Guardianship, also known as conservatorship, may be applicable in cases when someone who hasn’t made a power of attorney is no longer able to make important decisions regarding finances or health care. Guardianship is often used when a person is incapacitated, elderly or who has a disability and for someone who does not have a power of attorney. When elderly persons in Louisiana suffer from dementia or anything that inhibits them from making rational decisions, guardianship may be in order.

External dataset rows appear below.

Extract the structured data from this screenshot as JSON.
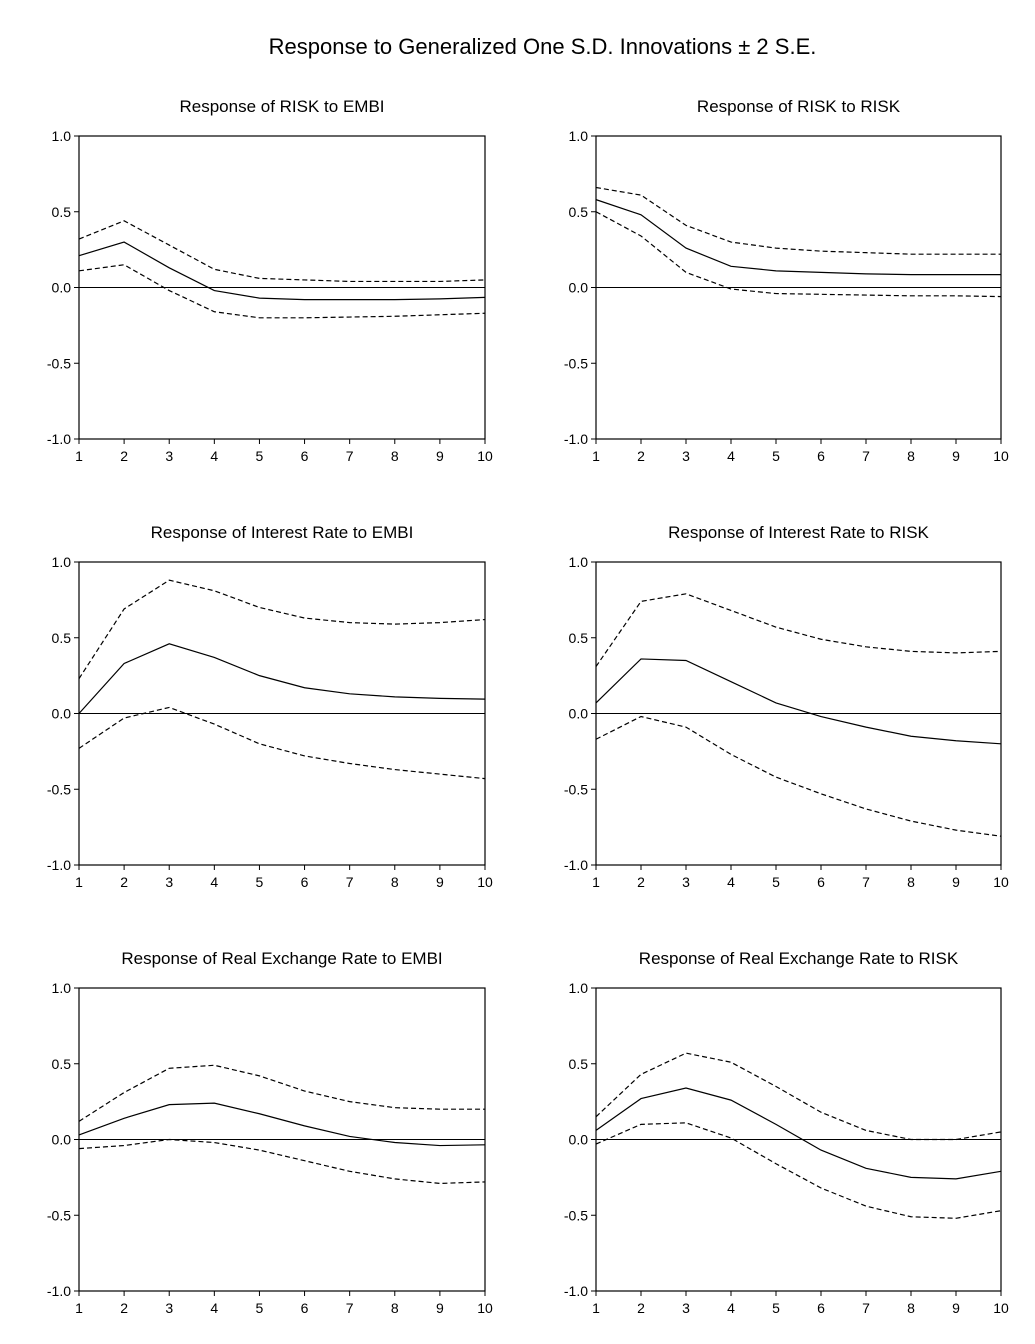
{
  "figure_title": "Response to Generalized One S.D. Innovations ± 2 S.E.",
  "chart_data": [
    {
      "type": "line",
      "title": "Response of RISK to EMBI",
      "x": [
        1,
        2,
        3,
        4,
        5,
        6,
        7,
        8,
        9,
        10
      ],
      "ylim": [
        -1.0,
        1.0
      ],
      "yticks": [
        "1.0",
        "0.5",
        "0.0",
        "-0.5",
        "-1.0"
      ],
      "series": [
        {
          "role": "upper",
          "style": "dashed",
          "values": [
            0.32,
            0.44,
            0.28,
            0.12,
            0.06,
            0.05,
            0.04,
            0.04,
            0.04,
            0.05
          ]
        },
        {
          "role": "response",
          "style": "solid",
          "values": [
            0.21,
            0.3,
            0.13,
            -0.02,
            -0.07,
            -0.08,
            -0.08,
            -0.08,
            -0.075,
            -0.065
          ]
        },
        {
          "role": "lower",
          "style": "dashed",
          "values": [
            0.11,
            0.15,
            -0.02,
            -0.16,
            -0.2,
            -0.2,
            -0.195,
            -0.19,
            -0.18,
            -0.17
          ]
        }
      ]
    },
    {
      "type": "line",
      "title": "Response of RISK to RISK",
      "x": [
        1,
        2,
        3,
        4,
        5,
        6,
        7,
        8,
        9,
        10
      ],
      "ylim": [
        -1.0,
        1.0
      ],
      "yticks": [
        "1.0",
        "0.5",
        "0.0",
        "-0.5",
        "-1.0"
      ],
      "series": [
        {
          "role": "upper",
          "style": "dashed",
          "values": [
            0.66,
            0.61,
            0.41,
            0.3,
            0.26,
            0.24,
            0.23,
            0.22,
            0.22,
            0.22
          ]
        },
        {
          "role": "response",
          "style": "solid",
          "values": [
            0.58,
            0.48,
            0.26,
            0.14,
            0.11,
            0.1,
            0.09,
            0.085,
            0.085,
            0.085
          ]
        },
        {
          "role": "lower",
          "style": "dashed",
          "values": [
            0.5,
            0.34,
            0.1,
            -0.01,
            -0.04,
            -0.045,
            -0.05,
            -0.055,
            -0.055,
            -0.06
          ]
        }
      ]
    },
    {
      "type": "line",
      "title": "Response of Interest Rate to EMBI",
      "x": [
        1,
        2,
        3,
        4,
        5,
        6,
        7,
        8,
        9,
        10
      ],
      "ylim": [
        -1.0,
        1.0
      ],
      "yticks": [
        "1.0",
        "0.5",
        "0.0",
        "-0.5",
        "-1.0"
      ],
      "series": [
        {
          "role": "upper",
          "style": "dashed",
          "values": [
            0.23,
            0.69,
            0.88,
            0.81,
            0.7,
            0.63,
            0.6,
            0.59,
            0.6,
            0.62
          ]
        },
        {
          "role": "response",
          "style": "solid",
          "values": [
            0.0,
            0.33,
            0.46,
            0.37,
            0.25,
            0.17,
            0.13,
            0.11,
            0.1,
            0.095
          ]
        },
        {
          "role": "lower",
          "style": "dashed",
          "values": [
            -0.23,
            -0.03,
            0.04,
            -0.07,
            -0.2,
            -0.28,
            -0.33,
            -0.37,
            -0.4,
            -0.43
          ]
        }
      ]
    },
    {
      "type": "line",
      "title": "Response of Interest Rate to RISK",
      "x": [
        1,
        2,
        3,
        4,
        5,
        6,
        7,
        8,
        9,
        10
      ],
      "ylim": [
        -1.0,
        1.0
      ],
      "yticks": [
        "1.0",
        "0.5",
        "0.0",
        "-0.5",
        "-1.0"
      ],
      "series": [
        {
          "role": "upper",
          "style": "dashed",
          "values": [
            0.31,
            0.74,
            0.79,
            0.68,
            0.57,
            0.49,
            0.44,
            0.41,
            0.4,
            0.41
          ]
        },
        {
          "role": "response",
          "style": "solid",
          "values": [
            0.07,
            0.36,
            0.35,
            0.21,
            0.07,
            -0.02,
            -0.09,
            -0.15,
            -0.18,
            -0.2
          ]
        },
        {
          "role": "lower",
          "style": "dashed",
          "values": [
            -0.17,
            -0.02,
            -0.09,
            -0.27,
            -0.42,
            -0.53,
            -0.63,
            -0.71,
            -0.77,
            -0.81
          ]
        }
      ]
    },
    {
      "type": "line",
      "title": "Response of Real Exchange Rate to EMBI",
      "x": [
        1,
        2,
        3,
        4,
        5,
        6,
        7,
        8,
        9,
        10
      ],
      "ylim": [
        -1.0,
        1.0
      ],
      "yticks": [
        "1.0",
        "0.5",
        "0.0",
        "-0.5",
        "-1.0"
      ],
      "series": [
        {
          "role": "upper",
          "style": "dashed",
          "values": [
            0.12,
            0.31,
            0.47,
            0.49,
            0.42,
            0.32,
            0.25,
            0.21,
            0.2,
            0.2
          ]
        },
        {
          "role": "response",
          "style": "solid",
          "values": [
            0.03,
            0.14,
            0.23,
            0.24,
            0.17,
            0.09,
            0.02,
            -0.02,
            -0.04,
            -0.035
          ]
        },
        {
          "role": "lower",
          "style": "dashed",
          "values": [
            -0.06,
            -0.04,
            0.0,
            -0.02,
            -0.07,
            -0.14,
            -0.21,
            -0.26,
            -0.29,
            -0.28
          ]
        }
      ]
    },
    {
      "type": "line",
      "title": "Response of Real Exchange Rate to RISK",
      "x": [
        1,
        2,
        3,
        4,
        5,
        6,
        7,
        8,
        9,
        10
      ],
      "ylim": [
        -1.0,
        1.0
      ],
      "yticks": [
        "1.0",
        "0.5",
        "0.0",
        "-0.5",
        "-1.0"
      ],
      "series": [
        {
          "role": "upper",
          "style": "dashed",
          "values": [
            0.15,
            0.43,
            0.57,
            0.51,
            0.35,
            0.18,
            0.06,
            0.0,
            0.0,
            0.05
          ]
        },
        {
          "role": "response",
          "style": "solid",
          "values": [
            0.06,
            0.27,
            0.34,
            0.26,
            0.1,
            -0.07,
            -0.19,
            -0.25,
            -0.26,
            -0.21
          ]
        },
        {
          "role": "lower",
          "style": "dashed",
          "values": [
            -0.03,
            0.1,
            0.11,
            0.01,
            -0.16,
            -0.32,
            -0.44,
            -0.51,
            -0.52,
            -0.47
          ]
        }
      ]
    }
  ]
}
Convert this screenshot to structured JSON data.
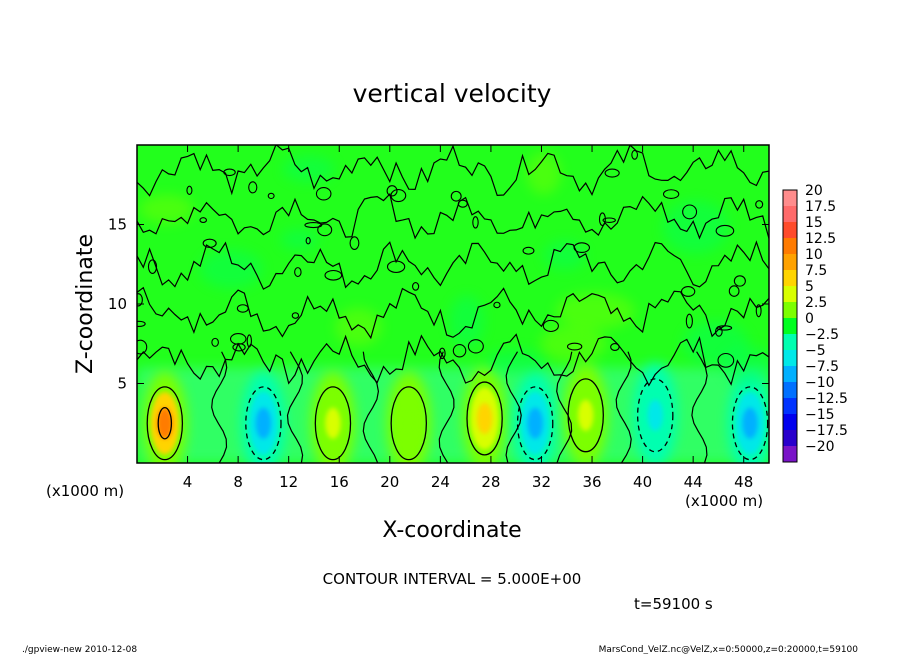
{
  "chart_data": {
    "type": "heatmap",
    "title": "vertical velocity",
    "xlabel": "X-coordinate",
    "ylabel": "Z-coordinate",
    "x_unit_left": "(x1000 m)",
    "x_unit_right": "(x1000 m)",
    "xlim": [
      0,
      50
    ],
    "ylim": [
      0,
      20
    ],
    "x_ticks": [
      4,
      8,
      12,
      16,
      20,
      24,
      28,
      32,
      36,
      40,
      44,
      48
    ],
    "y_ticks": [
      5,
      10,
      15
    ],
    "contour_interval_label": "CONTOUR INTERVAL = 5.000E+00",
    "time_label": "t=59100 s",
    "colorbar": {
      "labels": [
        "20",
        "17.5",
        "15",
        "12.5",
        "10",
        "7.5",
        "5",
        "2.5",
        "0",
        "−2.5",
        "−5",
        "−7.5",
        "−10",
        "−12.5",
        "−15",
        "−17.5",
        "−20"
      ],
      "colors": [
        "#ff8c8c",
        "#ff6a6a",
        "#ff4b2b",
        "#ff7b00",
        "#ffa200",
        "#ffd400",
        "#d8ff00",
        "#7cff00",
        "#00ff20",
        "#00ffb0",
        "#00e8e8",
        "#00b0ff",
        "#0070ff",
        "#0033ff",
        "#0000ee",
        "#2a00cc",
        "#7a14c8"
      ]
    },
    "features": [
      {
        "type": "updraft",
        "x": 2.2,
        "z": 2.5,
        "w": 12.5
      },
      {
        "type": "downdraft",
        "x": 10,
        "z": 2.5,
        "w": -7.5
      },
      {
        "type": "updraft",
        "x": 15.5,
        "z": 2.5,
        "w": 5
      },
      {
        "type": "updraft",
        "x": 21.5,
        "z": 2.5,
        "w": 2.5
      },
      {
        "type": "updraft",
        "x": 27.5,
        "z": 2.8,
        "w": 7.5
      },
      {
        "type": "downdraft",
        "x": 31.5,
        "z": 2.5,
        "w": -7.5
      },
      {
        "type": "updraft",
        "x": 35.5,
        "z": 3,
        "w": 5
      },
      {
        "type": "downdraft",
        "x": 41,
        "z": 3,
        "w": -5
      },
      {
        "type": "downdraft",
        "x": 48.5,
        "z": 2.5,
        "w": -7.5
      }
    ]
  },
  "footer": {
    "left": "./gpview-new  2010-12-08",
    "right": "MarsCond_VelZ.nc@VelZ,x=0:50000,z=0:20000,t=59100"
  }
}
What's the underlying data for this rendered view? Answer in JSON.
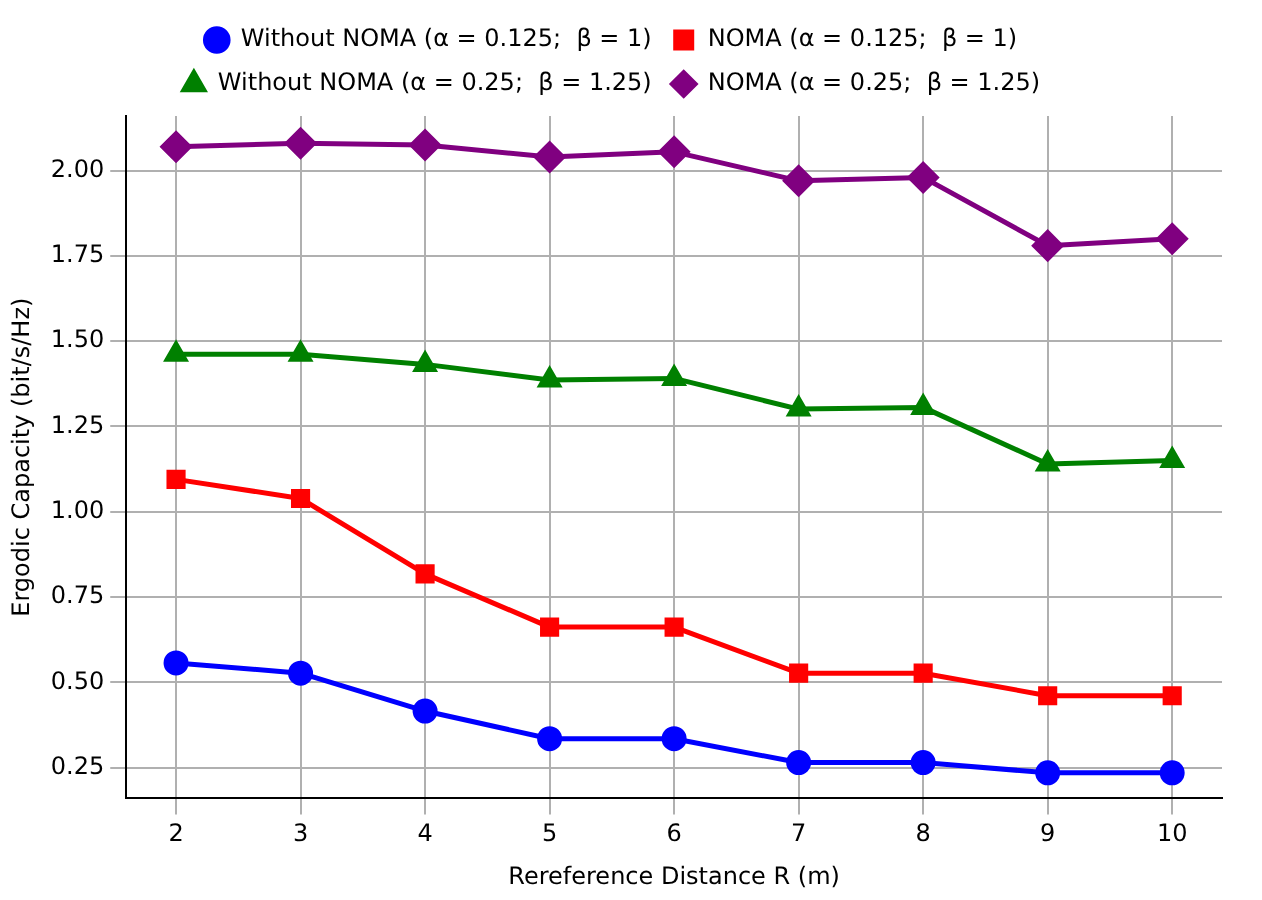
{
  "chart_data": {
    "type": "line",
    "xlabel": "Rereference Distance R (m)",
    "ylabel": "Ergodic Capacity (bit/s/Hz)",
    "x": [
      2,
      3,
      4,
      5,
      6,
      7,
      8,
      9,
      10
    ],
    "series": [
      {
        "name": "Without NOMA (α = 0.125;  β = 1)",
        "color": "#0000ff",
        "marker": "circle",
        "values": [
          0.557,
          0.527,
          0.416,
          0.335,
          0.335,
          0.265,
          0.265,
          0.235,
          0.235
        ]
      },
      {
        "name": "NOMA (α = 0.125;  β = 1)",
        "color": "#ff0000",
        "marker": "square",
        "values": [
          1.095,
          1.039,
          0.818,
          0.662,
          0.662,
          0.527,
          0.527,
          0.461,
          0.461
        ]
      },
      {
        "name": "Without NOMA (α = 0.25;  β = 1.25)",
        "color": "#008000",
        "marker": "triangle",
        "values": [
          1.462,
          1.462,
          1.432,
          1.386,
          1.391,
          1.301,
          1.306,
          1.14,
          1.15
        ]
      },
      {
        "name": "NOMA (α = 0.25;  β = 1.25)",
        "color": "#800080",
        "marker": "diamond",
        "values": [
          2.07,
          2.08,
          2.075,
          2.04,
          2.055,
          1.97,
          1.98,
          1.78,
          1.8
        ]
      }
    ],
    "xlim": [
      1.6,
      10.4
    ],
    "xticks": [
      2,
      3,
      4,
      5,
      6,
      7,
      8,
      9,
      10
    ],
    "ylim": [
      0.16,
      2.16
    ],
    "yticks": [
      {
        "value": 0.25,
        "label": "0.25"
      },
      {
        "value": 0.5,
        "label": "0.50"
      },
      {
        "value": 0.75,
        "label": "0.75"
      },
      {
        "value": 1,
        "label": "1.00"
      },
      {
        "value": 1.25,
        "label": "1.25"
      },
      {
        "value": 1.5,
        "label": "1.50"
      },
      {
        "value": 1.75,
        "label": "1.75"
      },
      {
        "value": 2,
        "label": "2.00"
      }
    ],
    "grid": true,
    "legend": "top",
    "line_style": "solid"
  }
}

A petition to become a guardian must go through the court where a judge will decide if the person in question — or the ward — lacks the competency to make decisions for him or herself. If the court finds this to be the case, it will appoint someone who will become responsible for the ward’s medical decisions, home life, finances and the like. The court will also decide, taking many factors into consideration, if the person who applied to become a guardian is the person who, in fact, is most suitable for the task.
If the ward did leave some sort of instruction in the case of incapacity, the court will take this into consideration. In many cases, an appointed guardian will be a family member, or trusted friend. If no one wants to take on the role, the court will appoint a professional or public guardian.
The issue of guardianship is steeped in legalities. A Louisiana attorney may be able to offer assistance to those who have questions regarding the role of a guardian and the process by which one can become a guardian. As the population continues to age, it is likely more queries regarding guardianship will arise and an elder law attorney can offer insight into the legalities.